Wednesday, January 17, 2007

UN mediator says airport spat hurting Greece-Macedonia talks

A UN mediator said on Friday that a recent decision to rename the Former Yugoslav Republic of Macedonia's (FYROM) main airport after Alexander the Great negatively affects negotiations between Greece and its Balkan neighbour.

Greece, which contends that the small Balkan nation is trying to monopolize an historical connection to the revered conqueror, invited the UN mediator in charge of the issue, Matthew Nimetz, for talks in Athens.

'The recent decision to re-name the airport affects negotiations in a non-positive way,' Nimetz said following talks with Greek Foreign Minister Dora Bakoyannis.

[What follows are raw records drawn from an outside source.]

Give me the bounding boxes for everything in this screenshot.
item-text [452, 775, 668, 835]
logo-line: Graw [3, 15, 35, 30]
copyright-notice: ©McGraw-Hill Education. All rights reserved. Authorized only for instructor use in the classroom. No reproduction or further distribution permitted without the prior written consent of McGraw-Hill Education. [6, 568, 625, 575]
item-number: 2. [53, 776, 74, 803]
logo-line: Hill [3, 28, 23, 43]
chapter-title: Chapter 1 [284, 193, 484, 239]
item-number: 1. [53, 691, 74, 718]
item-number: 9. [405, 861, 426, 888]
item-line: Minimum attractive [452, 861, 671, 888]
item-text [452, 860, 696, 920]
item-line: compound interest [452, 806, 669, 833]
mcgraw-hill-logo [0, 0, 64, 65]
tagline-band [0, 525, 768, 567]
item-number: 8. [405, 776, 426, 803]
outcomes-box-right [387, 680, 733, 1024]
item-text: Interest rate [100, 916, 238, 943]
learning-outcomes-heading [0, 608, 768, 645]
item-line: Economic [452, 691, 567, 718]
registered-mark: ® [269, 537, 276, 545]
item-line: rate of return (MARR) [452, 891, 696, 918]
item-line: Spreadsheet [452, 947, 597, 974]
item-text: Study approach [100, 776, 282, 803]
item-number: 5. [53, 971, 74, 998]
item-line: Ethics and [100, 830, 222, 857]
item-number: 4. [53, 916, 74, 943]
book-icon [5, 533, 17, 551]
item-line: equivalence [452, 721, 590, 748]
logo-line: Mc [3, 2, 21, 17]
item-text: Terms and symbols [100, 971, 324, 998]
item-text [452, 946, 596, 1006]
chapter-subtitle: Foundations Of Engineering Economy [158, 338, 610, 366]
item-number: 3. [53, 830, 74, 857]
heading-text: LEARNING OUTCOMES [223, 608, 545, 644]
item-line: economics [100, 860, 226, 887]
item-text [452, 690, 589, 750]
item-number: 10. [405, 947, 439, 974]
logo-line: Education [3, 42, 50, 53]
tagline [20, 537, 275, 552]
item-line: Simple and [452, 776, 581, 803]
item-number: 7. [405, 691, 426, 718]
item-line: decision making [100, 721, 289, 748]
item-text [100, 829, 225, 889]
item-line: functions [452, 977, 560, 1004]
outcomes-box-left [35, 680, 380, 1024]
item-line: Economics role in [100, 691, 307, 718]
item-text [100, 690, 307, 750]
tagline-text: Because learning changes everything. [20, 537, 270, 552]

'Greece's position is very clear and I will travel to Skopje for talks tomorrow,' he added.

Bakoyannis criticized the decision by Skopje, with whom the Greek government has shared a long-running dispute over historical references, and has not ruled out the possibility of vetoing FYROM's candidacy to join the European Union.

For the past 14 years, Athens has blocked its neighbour's international recognition under the name of Macedonia, arguing that it implies claims on a Greek province of the same name. Instead, it has agreed to the UN-given provisionary title of FYROM.

The government of FYROM decided to rename Skopje's Petrovec airport after Alexander the Great, and Ohrid's airport as Apostle Paul.

Greece and Macedonia have participated in UN-led talks aimed at resolving the dispute that began with the breakup of the former Yugoslavia in 1991.